# Modeling

testing mode vs. validation mode : sliding window的取樣窗口略有不同，另外validation mode有offline validation，而testing mode則會存出預測結果。

## 1. Import packages

In [None]:
from lightgbm import LGBMClassifier, LGBMRegressor
from sklearn.multioutput import MultiOutputRegressor, MultiOutputClassifier
import numpy as np
import pandas as pd
from scipy.stats import mode

from tqdm.notebook import tqdm, trange

pred_class = ['2', '6', '10', '12', '13', '15', '18', '19', '21', '22', '25', '26', '36', '37', '39', '48']
idx_to_class = {i:class_ for i, class_ in enumerate(pred_class)}

## 2. Extra features from raw_data
從原始資料中萃取額外特徵並後續放入模型，包含50萬名用戶的個人特徵(取最後一筆有效資料)以及前19個月最常使用的卡號特徵。

In [None]:
cu_dat = pd.read_csv('tbrain_cc_training_48tags_hash_final.csv', usecols = ['chid', 'dt',
                                                                             'masts', 'educd', 'trdtp', 'naty', 'poscd', 'cuorg', 'slam',
                                                                             'gender_code', 'age', 'primary_card'])
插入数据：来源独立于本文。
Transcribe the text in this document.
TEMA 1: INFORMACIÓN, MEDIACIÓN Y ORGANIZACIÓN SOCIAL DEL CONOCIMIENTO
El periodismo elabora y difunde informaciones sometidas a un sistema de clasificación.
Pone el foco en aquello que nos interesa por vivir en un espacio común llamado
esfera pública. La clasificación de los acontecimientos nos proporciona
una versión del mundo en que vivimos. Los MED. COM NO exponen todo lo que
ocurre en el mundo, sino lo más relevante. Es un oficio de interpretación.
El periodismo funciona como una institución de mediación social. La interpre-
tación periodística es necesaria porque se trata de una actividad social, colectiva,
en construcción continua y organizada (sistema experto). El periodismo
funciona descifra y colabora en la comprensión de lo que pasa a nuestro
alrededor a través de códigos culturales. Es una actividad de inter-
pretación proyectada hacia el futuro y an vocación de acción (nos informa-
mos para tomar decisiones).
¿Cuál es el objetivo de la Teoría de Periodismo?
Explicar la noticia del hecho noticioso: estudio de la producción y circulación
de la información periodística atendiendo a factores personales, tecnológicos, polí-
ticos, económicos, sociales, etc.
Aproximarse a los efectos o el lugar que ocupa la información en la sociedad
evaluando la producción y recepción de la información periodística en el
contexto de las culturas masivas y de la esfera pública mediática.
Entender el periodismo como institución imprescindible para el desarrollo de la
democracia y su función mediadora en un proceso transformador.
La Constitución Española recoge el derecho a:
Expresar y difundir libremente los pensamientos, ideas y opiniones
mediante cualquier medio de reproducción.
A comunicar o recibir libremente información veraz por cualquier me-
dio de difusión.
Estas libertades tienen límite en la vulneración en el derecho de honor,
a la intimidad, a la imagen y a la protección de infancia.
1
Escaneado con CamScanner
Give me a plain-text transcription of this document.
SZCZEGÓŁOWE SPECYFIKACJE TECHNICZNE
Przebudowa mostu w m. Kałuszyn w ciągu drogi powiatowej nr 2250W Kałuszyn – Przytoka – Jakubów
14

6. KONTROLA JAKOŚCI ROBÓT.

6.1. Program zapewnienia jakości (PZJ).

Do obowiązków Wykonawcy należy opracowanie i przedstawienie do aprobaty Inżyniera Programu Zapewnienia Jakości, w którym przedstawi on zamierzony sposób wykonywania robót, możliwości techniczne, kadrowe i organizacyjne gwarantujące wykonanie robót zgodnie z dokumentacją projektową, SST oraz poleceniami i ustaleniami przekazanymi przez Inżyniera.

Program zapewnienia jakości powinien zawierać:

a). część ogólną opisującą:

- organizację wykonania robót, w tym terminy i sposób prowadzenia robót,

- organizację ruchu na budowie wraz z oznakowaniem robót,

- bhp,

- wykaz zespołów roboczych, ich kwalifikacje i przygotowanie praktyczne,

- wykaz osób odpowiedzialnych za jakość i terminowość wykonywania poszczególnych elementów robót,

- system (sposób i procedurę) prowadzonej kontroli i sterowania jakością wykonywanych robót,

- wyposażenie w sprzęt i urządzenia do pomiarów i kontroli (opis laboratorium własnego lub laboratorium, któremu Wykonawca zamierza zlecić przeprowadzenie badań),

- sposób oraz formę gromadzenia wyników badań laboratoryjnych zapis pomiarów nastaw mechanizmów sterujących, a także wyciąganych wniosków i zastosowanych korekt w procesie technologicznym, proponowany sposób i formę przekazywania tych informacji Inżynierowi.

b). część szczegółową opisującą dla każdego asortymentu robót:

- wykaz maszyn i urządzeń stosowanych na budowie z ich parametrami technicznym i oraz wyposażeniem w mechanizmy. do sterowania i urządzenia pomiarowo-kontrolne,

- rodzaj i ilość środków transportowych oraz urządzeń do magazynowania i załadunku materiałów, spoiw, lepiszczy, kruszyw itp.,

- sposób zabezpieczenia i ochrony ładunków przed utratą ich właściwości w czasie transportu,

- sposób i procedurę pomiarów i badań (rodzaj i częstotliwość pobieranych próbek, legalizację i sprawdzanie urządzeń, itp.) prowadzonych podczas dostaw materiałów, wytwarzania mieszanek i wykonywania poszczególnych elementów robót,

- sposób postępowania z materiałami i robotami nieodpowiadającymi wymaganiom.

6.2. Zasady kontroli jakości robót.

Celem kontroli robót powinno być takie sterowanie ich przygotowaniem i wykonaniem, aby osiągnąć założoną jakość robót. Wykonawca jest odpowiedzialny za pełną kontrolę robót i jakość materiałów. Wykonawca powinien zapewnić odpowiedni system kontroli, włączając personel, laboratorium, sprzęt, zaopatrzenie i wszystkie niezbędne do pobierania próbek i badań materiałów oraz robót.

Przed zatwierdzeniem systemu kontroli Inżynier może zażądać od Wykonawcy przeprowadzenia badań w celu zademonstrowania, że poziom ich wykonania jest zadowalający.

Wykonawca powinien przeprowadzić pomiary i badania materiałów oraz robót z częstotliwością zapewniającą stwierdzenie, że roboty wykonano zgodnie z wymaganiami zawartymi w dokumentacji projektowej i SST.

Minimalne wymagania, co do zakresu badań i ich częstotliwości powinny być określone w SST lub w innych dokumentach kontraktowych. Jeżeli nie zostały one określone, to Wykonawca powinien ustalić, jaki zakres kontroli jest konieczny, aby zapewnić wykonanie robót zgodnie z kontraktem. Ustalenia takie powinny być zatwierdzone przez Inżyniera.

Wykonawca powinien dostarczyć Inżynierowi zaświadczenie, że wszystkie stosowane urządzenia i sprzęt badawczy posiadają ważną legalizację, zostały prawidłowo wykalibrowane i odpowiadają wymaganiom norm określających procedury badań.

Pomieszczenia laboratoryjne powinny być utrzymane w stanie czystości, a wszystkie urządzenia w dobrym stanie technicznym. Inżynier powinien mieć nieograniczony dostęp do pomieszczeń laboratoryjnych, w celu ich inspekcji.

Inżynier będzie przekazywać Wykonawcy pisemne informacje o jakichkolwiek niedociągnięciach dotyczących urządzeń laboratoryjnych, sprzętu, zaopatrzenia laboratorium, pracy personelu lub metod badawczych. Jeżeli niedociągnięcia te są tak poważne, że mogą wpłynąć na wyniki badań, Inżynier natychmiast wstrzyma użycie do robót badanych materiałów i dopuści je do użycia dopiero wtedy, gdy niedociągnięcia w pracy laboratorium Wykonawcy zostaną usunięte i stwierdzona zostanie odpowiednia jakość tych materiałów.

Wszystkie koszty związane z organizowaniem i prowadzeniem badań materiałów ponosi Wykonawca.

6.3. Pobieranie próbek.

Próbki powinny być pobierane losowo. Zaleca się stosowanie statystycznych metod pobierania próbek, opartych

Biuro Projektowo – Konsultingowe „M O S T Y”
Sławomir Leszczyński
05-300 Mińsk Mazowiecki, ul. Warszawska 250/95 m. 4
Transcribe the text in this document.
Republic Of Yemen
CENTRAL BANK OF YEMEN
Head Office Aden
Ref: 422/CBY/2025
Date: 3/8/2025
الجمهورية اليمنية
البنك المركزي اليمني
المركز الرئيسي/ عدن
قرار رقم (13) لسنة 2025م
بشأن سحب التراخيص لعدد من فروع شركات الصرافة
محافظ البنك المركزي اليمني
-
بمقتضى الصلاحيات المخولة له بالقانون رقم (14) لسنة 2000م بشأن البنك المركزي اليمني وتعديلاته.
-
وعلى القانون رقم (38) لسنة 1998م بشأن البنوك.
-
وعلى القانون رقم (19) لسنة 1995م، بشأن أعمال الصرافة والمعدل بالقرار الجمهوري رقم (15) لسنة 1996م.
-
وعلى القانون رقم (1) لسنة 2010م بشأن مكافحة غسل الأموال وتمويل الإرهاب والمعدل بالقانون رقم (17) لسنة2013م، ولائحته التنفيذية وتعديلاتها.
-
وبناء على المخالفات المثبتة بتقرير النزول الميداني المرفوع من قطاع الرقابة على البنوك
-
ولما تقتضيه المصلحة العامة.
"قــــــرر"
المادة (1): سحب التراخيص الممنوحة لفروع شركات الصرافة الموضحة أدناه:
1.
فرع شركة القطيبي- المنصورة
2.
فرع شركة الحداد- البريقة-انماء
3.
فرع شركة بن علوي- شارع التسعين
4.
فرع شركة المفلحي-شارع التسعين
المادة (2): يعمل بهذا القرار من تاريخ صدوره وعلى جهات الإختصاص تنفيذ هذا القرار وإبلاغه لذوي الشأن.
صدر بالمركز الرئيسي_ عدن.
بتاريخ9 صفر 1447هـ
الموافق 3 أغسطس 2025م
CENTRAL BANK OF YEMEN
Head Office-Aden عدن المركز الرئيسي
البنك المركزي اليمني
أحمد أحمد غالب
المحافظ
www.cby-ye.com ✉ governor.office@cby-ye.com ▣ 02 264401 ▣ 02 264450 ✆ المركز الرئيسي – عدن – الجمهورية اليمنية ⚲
customer_dat = cu_dat.groupby('chid').tail(1).drop(columns = 'dt').sort_values('chid')
del cu_dat

In [None]:

# mode card -v2
use_cols = ['dt', 'chid', 'shop_tag',
            'card_1_txn_cnt', 'card_2_txn_cnt', 'card_3_txn_cnt', 'card_4_txn_cnt', 'card_5_txn_cnt',
            'card_6_txn_cnt', 'card_7_txn_cnt', 'card_8_txn_cnt', 'card_9_txn_cnt', 'card_10_txn_cnt',
            'card_11_txn_cnt', 'card_12_txn_cnt', 'card_13_txn_cnt', 'card_14_txn_cnt', 'card_other_txn_cnt',]

card_df = pd.read_csv('tbrain_cc_training_48tags_hash_final.csv', usecols=use_cols)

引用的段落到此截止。